Environmental racism – 26 Aug 2022
The idea that people of colour are more vulnerable to environmental hazards needs to be qualified
Climate induced disasters, such as a drought or a flood, do not care about the colour of our skin. However, the world is structured in a way that people of colour are facing the brunt of environmental hazards they have done little to cause. This phenomenon is pervasive and evident enough to be described by a specific term, namely ‘environmental racism’.
Of course, the idea that people of colour are more vulnerable to environmental hazards needs to be qualified. Some generalisations can be made about people in the global south being faced with similar hazards, such as deteriorating air quality or increasingly intense heatwaves. But not all people of the same skin colour experience these hazards with the same level of intensity. People of colour who are well-off can afford to shield themselves from the worse effects of environmental racism by virtue of where they reside, what they do, and how many resources they have at their disposal to find alternative solutions when confronted by environmental problems. Richer people of colour not only live in air-conditioned homes, within safe locations, but their livelihoods are less dependent on interactions with the natural environment. Well-off coloured people can also afford to buy bottled water if the water quality in their taps has deteriorated, and they can even purchase air purifiers and live in areas where the tree canopy is denser than it is in congested urban slums. Hence, when referring to environmental racism, it is important to reiterate that this form of racism specifically victimises poor people of colour.
Historically, colonial extractive policies caused massive damage to the lives and livelihoods of already marginalised people of colour. The prevailing environmental crisis is closely linked to the ignoble history of European colonial exploitation of labour and raw materials from coloured people of the global south.
Besides colonial exploitation, unfair terms of trade and failed development policies have kept post-colonial countries trapped in a spiraling cycle of national debt, which leaves them with scant resources to meet the most basic needs of their people, what to speak of putting in place measures to contend with climate change.
The global north needs to take responsibility for the concentrations of CO2 emissions trapped in our atmosphere today which are wreaking havoc across the global south. Estimates put forth by the well-regarded climate change investigative website, Carbon Brief, point out how the current global warming problem is due to the cumulative CO2 being emitted since 1850. Till the rise of China and India, the European colonisers, and then other emergent powers, such as the US, produced the bulk of these carbon emissions. While they are amongst the biggest polluters now, it is important to note that both China and India still produce much less per capita emissions than industrialised countries in the global north.
It is important to also note that much of the environmental damage being done by the smaller economies in the global south is due to production of raw materials demanded by the global north. Poorer countries in the global south are desperate for foreign direct investment and are thus willing to have laxer environmental standards. Multinational corporations take advantage of this situation. Consider, for instance, the case of Shell’s ruthless quest for oil in the Niger Delta which was in fact facilitated by the Nigerian government, despite the devastating pollution and destitution it caused to local communities.

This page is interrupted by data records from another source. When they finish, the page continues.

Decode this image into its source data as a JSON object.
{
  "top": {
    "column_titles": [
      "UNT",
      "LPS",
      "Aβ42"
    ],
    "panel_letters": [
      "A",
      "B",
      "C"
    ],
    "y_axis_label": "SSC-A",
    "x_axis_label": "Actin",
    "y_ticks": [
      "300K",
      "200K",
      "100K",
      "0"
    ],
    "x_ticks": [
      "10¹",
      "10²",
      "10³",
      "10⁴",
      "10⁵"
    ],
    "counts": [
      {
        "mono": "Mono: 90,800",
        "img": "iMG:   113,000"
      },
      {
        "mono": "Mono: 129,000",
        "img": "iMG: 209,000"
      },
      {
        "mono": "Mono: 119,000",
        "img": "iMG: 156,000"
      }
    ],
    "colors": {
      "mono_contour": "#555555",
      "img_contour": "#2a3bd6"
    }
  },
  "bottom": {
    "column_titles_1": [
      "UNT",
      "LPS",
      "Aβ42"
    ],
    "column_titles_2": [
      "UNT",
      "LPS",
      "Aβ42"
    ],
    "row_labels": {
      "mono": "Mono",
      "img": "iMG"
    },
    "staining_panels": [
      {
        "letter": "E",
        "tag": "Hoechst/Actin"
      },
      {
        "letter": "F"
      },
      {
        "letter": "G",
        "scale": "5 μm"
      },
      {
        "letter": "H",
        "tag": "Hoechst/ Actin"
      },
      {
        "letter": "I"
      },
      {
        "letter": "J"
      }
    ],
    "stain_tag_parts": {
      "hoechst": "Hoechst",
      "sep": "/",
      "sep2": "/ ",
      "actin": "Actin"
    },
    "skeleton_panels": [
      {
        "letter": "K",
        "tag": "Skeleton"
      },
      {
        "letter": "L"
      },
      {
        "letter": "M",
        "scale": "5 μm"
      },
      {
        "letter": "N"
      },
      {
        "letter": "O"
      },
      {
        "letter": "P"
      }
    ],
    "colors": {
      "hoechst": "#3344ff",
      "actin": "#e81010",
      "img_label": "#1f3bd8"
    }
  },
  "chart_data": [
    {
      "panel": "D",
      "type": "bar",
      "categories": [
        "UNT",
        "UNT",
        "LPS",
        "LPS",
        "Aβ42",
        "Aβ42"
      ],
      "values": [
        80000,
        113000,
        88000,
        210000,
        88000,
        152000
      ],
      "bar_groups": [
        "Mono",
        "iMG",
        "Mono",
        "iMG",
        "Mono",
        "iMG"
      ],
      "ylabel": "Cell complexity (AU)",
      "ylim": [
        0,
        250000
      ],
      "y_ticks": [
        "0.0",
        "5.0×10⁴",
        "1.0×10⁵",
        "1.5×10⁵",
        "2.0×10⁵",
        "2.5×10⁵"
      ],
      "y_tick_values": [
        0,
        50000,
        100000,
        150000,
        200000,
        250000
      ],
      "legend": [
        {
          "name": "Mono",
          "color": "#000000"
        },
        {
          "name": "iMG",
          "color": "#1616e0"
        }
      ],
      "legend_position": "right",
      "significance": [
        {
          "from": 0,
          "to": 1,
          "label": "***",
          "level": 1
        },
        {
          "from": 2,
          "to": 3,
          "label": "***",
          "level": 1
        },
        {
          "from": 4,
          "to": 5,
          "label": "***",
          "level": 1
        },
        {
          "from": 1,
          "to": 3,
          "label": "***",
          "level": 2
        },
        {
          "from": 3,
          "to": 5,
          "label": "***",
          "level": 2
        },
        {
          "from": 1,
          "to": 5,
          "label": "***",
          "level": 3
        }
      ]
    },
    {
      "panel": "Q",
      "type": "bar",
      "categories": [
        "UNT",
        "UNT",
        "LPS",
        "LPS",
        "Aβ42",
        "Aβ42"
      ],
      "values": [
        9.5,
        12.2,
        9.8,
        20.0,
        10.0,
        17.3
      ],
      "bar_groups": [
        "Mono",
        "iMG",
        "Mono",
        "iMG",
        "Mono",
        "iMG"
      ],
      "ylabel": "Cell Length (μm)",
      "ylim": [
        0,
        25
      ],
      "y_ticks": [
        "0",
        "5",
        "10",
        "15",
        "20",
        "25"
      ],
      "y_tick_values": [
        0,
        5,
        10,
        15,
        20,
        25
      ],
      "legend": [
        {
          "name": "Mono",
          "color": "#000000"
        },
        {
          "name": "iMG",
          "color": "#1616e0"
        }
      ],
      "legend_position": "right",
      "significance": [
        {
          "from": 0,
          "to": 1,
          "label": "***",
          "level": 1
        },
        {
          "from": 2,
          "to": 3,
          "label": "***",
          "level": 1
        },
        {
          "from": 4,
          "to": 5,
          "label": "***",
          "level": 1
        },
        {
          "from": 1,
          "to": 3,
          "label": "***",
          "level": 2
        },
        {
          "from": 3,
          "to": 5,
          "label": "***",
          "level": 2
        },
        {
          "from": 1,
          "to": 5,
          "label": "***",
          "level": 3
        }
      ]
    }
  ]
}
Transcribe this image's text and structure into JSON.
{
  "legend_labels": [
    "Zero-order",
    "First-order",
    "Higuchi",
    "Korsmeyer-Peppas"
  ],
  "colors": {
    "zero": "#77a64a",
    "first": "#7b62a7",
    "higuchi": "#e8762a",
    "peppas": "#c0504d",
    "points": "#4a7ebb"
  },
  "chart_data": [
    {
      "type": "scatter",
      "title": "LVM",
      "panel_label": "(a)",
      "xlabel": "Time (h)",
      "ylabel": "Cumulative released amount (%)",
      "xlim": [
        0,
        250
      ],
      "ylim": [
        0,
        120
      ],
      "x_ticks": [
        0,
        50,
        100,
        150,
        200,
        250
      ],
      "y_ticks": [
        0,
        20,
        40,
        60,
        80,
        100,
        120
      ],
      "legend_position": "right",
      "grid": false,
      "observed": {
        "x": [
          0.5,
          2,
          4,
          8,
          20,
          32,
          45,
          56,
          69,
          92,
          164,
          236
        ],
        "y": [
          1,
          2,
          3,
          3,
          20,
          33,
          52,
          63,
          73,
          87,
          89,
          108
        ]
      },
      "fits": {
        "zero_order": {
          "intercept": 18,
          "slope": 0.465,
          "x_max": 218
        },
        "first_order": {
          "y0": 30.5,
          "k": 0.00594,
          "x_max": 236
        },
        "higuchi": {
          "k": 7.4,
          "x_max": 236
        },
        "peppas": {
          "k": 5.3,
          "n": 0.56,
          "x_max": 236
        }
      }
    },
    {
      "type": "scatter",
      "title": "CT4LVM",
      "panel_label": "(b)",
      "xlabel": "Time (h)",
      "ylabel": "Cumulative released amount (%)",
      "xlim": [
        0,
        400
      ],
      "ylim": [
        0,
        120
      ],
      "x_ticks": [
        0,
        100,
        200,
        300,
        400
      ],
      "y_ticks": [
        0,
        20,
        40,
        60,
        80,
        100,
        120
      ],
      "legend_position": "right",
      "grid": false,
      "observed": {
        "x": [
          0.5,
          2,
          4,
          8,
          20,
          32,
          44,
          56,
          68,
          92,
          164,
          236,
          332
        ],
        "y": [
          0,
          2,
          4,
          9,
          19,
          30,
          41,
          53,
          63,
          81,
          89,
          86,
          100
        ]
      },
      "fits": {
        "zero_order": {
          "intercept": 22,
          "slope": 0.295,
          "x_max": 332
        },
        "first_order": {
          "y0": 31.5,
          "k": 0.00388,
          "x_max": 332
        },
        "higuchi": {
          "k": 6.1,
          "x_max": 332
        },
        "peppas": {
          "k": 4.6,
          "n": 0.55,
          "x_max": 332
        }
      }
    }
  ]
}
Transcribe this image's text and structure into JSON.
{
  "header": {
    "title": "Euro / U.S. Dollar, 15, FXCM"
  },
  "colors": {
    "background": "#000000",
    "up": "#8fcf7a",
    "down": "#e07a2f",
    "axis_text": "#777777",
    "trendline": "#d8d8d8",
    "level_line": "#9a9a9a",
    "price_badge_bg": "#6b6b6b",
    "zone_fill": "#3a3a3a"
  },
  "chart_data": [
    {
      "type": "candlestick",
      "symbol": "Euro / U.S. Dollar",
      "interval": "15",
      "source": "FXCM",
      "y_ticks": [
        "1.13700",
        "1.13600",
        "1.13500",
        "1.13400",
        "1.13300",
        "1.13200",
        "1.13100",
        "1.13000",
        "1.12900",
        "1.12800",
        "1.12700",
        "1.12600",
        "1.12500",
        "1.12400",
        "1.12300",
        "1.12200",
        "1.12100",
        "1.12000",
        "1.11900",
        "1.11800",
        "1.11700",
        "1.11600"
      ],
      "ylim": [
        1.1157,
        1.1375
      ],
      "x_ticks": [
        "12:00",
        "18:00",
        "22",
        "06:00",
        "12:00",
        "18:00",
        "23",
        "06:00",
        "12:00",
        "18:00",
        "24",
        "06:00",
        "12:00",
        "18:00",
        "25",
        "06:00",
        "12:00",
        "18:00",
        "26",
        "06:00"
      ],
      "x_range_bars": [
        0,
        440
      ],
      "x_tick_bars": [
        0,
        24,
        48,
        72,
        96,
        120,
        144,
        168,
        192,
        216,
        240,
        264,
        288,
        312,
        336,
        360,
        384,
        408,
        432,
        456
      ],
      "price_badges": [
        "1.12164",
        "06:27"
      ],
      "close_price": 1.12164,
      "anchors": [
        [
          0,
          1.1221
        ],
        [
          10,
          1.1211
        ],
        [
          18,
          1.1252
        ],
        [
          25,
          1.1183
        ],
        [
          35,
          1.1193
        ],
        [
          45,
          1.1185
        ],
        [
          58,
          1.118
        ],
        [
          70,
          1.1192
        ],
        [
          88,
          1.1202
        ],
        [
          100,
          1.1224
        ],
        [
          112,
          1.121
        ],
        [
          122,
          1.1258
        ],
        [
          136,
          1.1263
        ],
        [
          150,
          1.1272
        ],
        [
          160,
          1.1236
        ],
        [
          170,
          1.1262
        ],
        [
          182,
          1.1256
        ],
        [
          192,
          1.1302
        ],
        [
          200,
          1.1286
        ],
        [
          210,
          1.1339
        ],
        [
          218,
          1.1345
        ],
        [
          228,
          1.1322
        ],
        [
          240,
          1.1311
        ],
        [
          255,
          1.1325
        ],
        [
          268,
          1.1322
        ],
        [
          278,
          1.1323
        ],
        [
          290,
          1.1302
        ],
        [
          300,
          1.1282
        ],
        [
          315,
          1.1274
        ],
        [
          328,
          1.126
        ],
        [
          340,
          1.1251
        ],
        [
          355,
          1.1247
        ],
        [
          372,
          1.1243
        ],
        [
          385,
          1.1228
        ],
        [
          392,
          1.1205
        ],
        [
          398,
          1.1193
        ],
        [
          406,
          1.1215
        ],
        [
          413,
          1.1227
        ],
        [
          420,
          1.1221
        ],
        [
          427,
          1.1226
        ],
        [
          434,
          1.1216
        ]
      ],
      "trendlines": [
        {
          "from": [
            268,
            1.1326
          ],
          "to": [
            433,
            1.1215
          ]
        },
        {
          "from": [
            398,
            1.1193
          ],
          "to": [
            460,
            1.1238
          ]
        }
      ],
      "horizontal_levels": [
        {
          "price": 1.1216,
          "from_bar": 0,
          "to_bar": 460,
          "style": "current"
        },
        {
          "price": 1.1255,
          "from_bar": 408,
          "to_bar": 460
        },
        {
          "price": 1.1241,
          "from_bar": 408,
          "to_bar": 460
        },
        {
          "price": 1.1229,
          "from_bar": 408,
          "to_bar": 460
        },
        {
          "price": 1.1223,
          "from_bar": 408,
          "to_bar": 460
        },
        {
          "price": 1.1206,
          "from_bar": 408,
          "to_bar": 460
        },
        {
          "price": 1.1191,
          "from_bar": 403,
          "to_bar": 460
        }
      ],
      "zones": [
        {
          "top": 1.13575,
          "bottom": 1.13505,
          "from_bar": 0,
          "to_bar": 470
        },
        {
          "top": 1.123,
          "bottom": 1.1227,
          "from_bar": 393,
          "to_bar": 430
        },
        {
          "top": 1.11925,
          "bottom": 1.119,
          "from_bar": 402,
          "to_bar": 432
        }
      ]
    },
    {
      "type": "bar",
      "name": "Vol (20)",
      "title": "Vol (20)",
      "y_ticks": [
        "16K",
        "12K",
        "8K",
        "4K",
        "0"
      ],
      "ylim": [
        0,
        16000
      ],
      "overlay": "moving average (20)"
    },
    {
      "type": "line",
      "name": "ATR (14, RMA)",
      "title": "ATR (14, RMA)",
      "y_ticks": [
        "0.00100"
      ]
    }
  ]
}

Environmental harm in the global north is also concentrated in more marginalised and poorer areas which disproportionately impacts people of colour. Thus, people of colour around the world are disproportionately losing their lives and livelihoods due to climate induced disasters and stresses. Yet, the global community at large seems reluctant to acknowledge the links between systemic forms of racism and the phenomenon of climate change.
It is time for countries of the global south to at least create a common pressure group which can effectively raise their common concerns at subsequent climate change moots, or else, poor people of colour will continue to remain the hardest hit by increasingly severe environmental induced stresses.